Since she was 10, Healy has also been a professional figure skater, appearing in ice shows with established skaters. She made her solo debut at 6 as the protege of 1976 Olympic champion John Curry in a Madison Square Garden exhibition, and at 9 was the subject of photographer Jill Krementz’s book “A Very Young Skater.”
Sunday night Healy will display both talents in “Star Spangled Ice,” a cabaret-style ice show starring 1980 Olympic champion Robin Cousins and other world-class skaters at the International Training Center in Blue Jay, near Lake Arrowhead. The show benefits the International Foundation for the Advancement of Ice Skating.
Having discovered both endeavors at age 3, the New York-born performer now spends more time en pointe than on ice.
“Ballet is my priority, my native language,” she says. “It’s shaped me and defined my style. But I’m a big skating fan, and I’ve been fortunate in that people ask me to do these shows.”
All serious figure skaters study ballet for its artistic merits, but how does the sport benefit Healy’s dancing?
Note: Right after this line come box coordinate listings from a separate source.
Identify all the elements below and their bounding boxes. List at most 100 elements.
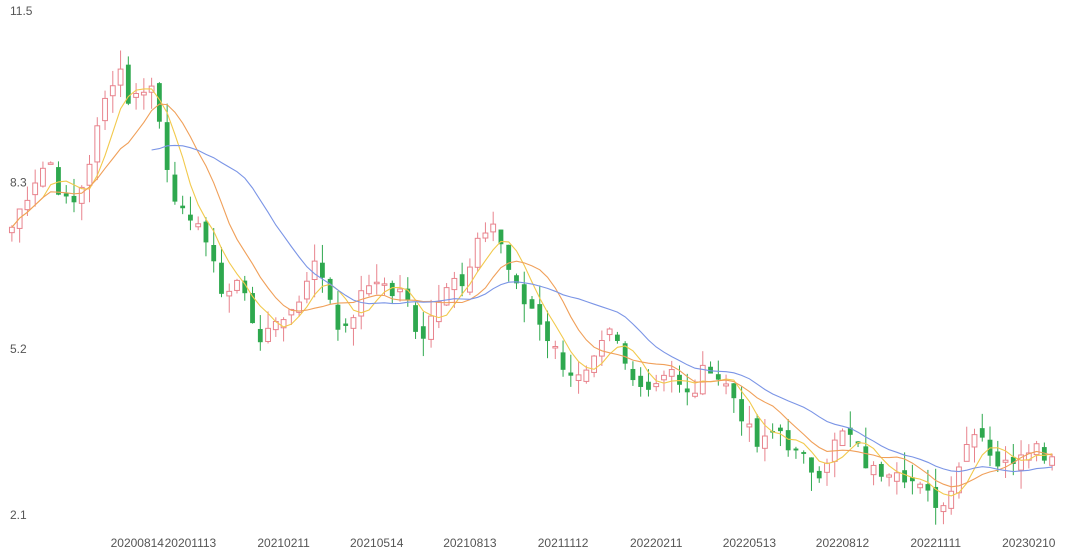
candle (995, 440, 1001, 472)
candle-body (102, 97, 108, 122)
candle (133, 83, 139, 110)
candle (1010, 444, 1016, 476)
candle (86, 154, 93, 203)
candle-body (180, 205, 186, 209)
candle (140, 78, 147, 110)
candle (606, 327, 613, 342)
candle (893, 462, 900, 495)
candle (242, 275, 248, 301)
candle-body (413, 305, 418, 332)
candle-body (552, 346, 559, 349)
candle (343, 318, 349, 333)
candle-body (614, 334, 620, 341)
candle-body (405, 288, 411, 300)
candle (280, 317, 287, 342)
x-tick-label: 20211112 (538, 536, 589, 550)
candle-body (428, 315, 434, 340)
y-tick-label: 5.2 (10, 342, 27, 356)
candle (63, 185, 69, 204)
candle (963, 426, 970, 462)
candle (839, 428, 846, 447)
candle (630, 361, 636, 386)
candle-body (646, 381, 651, 390)
candle (311, 244, 318, 298)
candle-body (117, 68, 124, 86)
candle-body (420, 326, 426, 339)
candle-body (708, 366, 713, 374)
candle-body (234, 279, 240, 291)
candle-body (692, 392, 698, 397)
candle-body (47, 162, 54, 165)
candle (428, 299, 434, 348)
candle-body (778, 427, 783, 432)
candle (785, 419, 791, 457)
candle-body (668, 369, 675, 377)
candle-body (63, 193, 69, 197)
candle (646, 369, 651, 397)
ma-long-line (151, 144, 1053, 473)
candle (8, 225, 15, 242)
candle-body (1018, 454, 1024, 471)
candle-body (963, 444, 970, 462)
candle-body (1049, 456, 1056, 466)
candle-body (188, 214, 193, 221)
candle-body (653, 383, 660, 388)
candle (366, 274, 372, 297)
candle (211, 227, 217, 273)
candle (870, 461, 877, 486)
candle-body (537, 304, 543, 325)
candle (16, 208, 23, 243)
x-tick-label: 20210813 (443, 536, 497, 550)
candle (801, 450, 807, 464)
candle-body (506, 244, 512, 270)
candle (987, 426, 993, 467)
candle (909, 464, 915, 495)
y-tick-label: 8.3 (10, 176, 27, 190)
candle-body (917, 483, 924, 489)
candle-body (886, 474, 893, 478)
candle-body (490, 223, 497, 233)
candle-body (71, 195, 77, 203)
candle-body (397, 288, 403, 293)
x-tick-label: 20221111 (910, 536, 961, 550)
candle-body (598, 339, 605, 357)
candle (482, 222, 489, 243)
candle (917, 481, 924, 494)
candle (234, 278, 240, 294)
candle (925, 469, 931, 502)
candle-body (824, 462, 830, 473)
x-tick-label: 20230210 (1002, 536, 1056, 550)
candle-body (816, 470, 822, 479)
candle (521, 271, 527, 323)
candle-body (785, 430, 791, 451)
candle-body (801, 452, 807, 454)
candle-body (902, 470, 908, 483)
candle-body (839, 430, 846, 447)
candle (971, 428, 978, 463)
candle (598, 330, 605, 366)
candle (466, 258, 473, 296)
candle (583, 365, 590, 384)
candle-body (381, 283, 388, 286)
candle (746, 405, 753, 442)
x-tick-label: 20201113 (165, 536, 217, 550)
candle (754, 413, 760, 453)
candle-body (514, 275, 519, 284)
candle-body (327, 278, 333, 300)
candle-body (630, 368, 636, 381)
ma-mid-line (11, 103, 1053, 488)
candle-body (809, 457, 814, 473)
candle (653, 374, 660, 392)
x-tick-label: 20210211 (257, 536, 310, 550)
candle-body (335, 304, 341, 330)
candle-body (373, 281, 380, 285)
candle (335, 291, 341, 341)
candle (78, 185, 85, 221)
candle (1025, 444, 1032, 469)
candle (529, 296, 535, 309)
candle (397, 275, 403, 302)
candle (591, 354, 598, 378)
candle-body (622, 343, 628, 364)
candle (250, 286, 255, 324)
candle (296, 295, 303, 317)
“It gives me stamina and brute physical strength,” she says. “I specialize in the bravura ballets, so jumping and stroking really help the muscles.”
After spending two years as a principal with the London Festival Ballet, Healy now free-lances as a guest artist and attends Princeton University, where she is a senior art history major. Her post-graduation plans are “rather vague,” she says.
“I may join a ballet company, but not if it means giving up skating. And I’d like to act again (she played a dying ballerina in the 1982 film ‘Six Weeks’),” she says. “Ballet is youth-oriented--people tend to peak at 30 or 35. So I am keeping an eye on the time.”